CCNA and CCNP candidates are often confused about why VLANs and VTP information is still present on a switch after the configuration is erased.  Learn why this happens and how to really delete VLAN information in this free tutorial from Chris Bryant, CCIE #12933.

CCNA and CCNP candidates who have their own Cisco home labs often email me about an odd situation that occurs when they erase a switch's configuration.  Their startup configuration is gone, as they expect, but the VLAN and VTP information is still there!
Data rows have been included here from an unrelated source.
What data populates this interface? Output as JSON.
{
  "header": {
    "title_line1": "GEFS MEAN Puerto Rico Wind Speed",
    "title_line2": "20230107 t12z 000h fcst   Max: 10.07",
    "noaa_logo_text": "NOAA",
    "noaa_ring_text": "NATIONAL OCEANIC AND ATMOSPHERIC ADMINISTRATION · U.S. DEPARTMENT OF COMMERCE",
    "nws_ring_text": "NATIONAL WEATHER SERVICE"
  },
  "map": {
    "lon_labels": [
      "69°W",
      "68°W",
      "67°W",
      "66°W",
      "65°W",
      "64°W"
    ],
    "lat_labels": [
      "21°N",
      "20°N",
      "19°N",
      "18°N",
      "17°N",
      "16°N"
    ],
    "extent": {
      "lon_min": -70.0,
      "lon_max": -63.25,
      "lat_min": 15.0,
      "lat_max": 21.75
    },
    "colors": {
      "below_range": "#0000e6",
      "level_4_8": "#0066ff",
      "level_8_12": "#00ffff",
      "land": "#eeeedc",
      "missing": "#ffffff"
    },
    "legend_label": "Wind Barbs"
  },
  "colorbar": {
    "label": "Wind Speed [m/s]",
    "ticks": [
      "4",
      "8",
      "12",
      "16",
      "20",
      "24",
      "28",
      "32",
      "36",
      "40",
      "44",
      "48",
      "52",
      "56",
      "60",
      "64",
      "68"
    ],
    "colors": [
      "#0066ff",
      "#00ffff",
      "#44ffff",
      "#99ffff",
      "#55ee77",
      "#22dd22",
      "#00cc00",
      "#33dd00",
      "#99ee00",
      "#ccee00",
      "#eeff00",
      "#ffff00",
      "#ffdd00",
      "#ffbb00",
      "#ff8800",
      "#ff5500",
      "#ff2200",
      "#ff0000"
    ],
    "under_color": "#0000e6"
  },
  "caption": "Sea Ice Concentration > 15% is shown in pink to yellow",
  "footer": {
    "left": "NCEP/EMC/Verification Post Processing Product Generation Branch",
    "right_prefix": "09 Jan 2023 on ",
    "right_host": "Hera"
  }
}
Sounds strange, doesn't it?   Let's look at an example.  On SW1, we run show vlan brief and see in this abbreviated output that there are three additional vlans in use:

SW1#show vlan br


10   VLAN0010                         active

20   VLAN0020                         active

30   VLAN0030                         active

We want to totally erase the router's startup configuration, so we use the write erase command, confirm it, and reload without saving the running config:

SW1#write erase

Erasing the nvram filesystem will remove all configuration files! Continue?

[confirm]

[OK]

Erase of nvram: complete


00:06:00: %SYS-7-NV_BLOCK_INIT: Initalized the geometry of nvram

SW1#reload

System configuration has been modified. Save? [yes/no]: n

Proceed with reload? [confirm]

The router reloads, and after exiting setup mode, we run show vlan brief again.  And even though the startup configuration was erased, the vlans are still there!

Switch#show vlan br


10   VLAN0010                         active

20   VLAN0020                         active

30   VLAN0030                         active

The reason is that this vlan and VTP information is actually kept in the VLAN.DAT file in Flash memory, and the contents of Flash are kept on a reload.  The file has to be deleted manually.

There's a little trick to deleting this file.  The switch will prompt you twice to ask if you really want to get rid of this file. Don't type "y" or "yes"; just accept the defaults by hitting the return key.  If you type "y", the router attempts to delete a file named "y", as shown here:

Switch#delete vlan.dat

Delete filename [vlan.dat]? y

Delete flash:y? [confirm]

%Error deleting flash:y (No such file or directory)



Switch#delete vlan.dat

Delete filename [vlan.dat]?

Delete flash:vlan.dat? [confirm]


Switch#

The best way to prepare for CCNA and CCNP exam success is by working on real Cisco equipment, and by performing lab tasks over and over.  Repetition is the mother of skill, and by truly erasing your VLAN and VTP information by deleting the vlan.dat file from Flash, you'll be building your Cisco skills to the point where your CCNA and CCNP exam success is a certainty.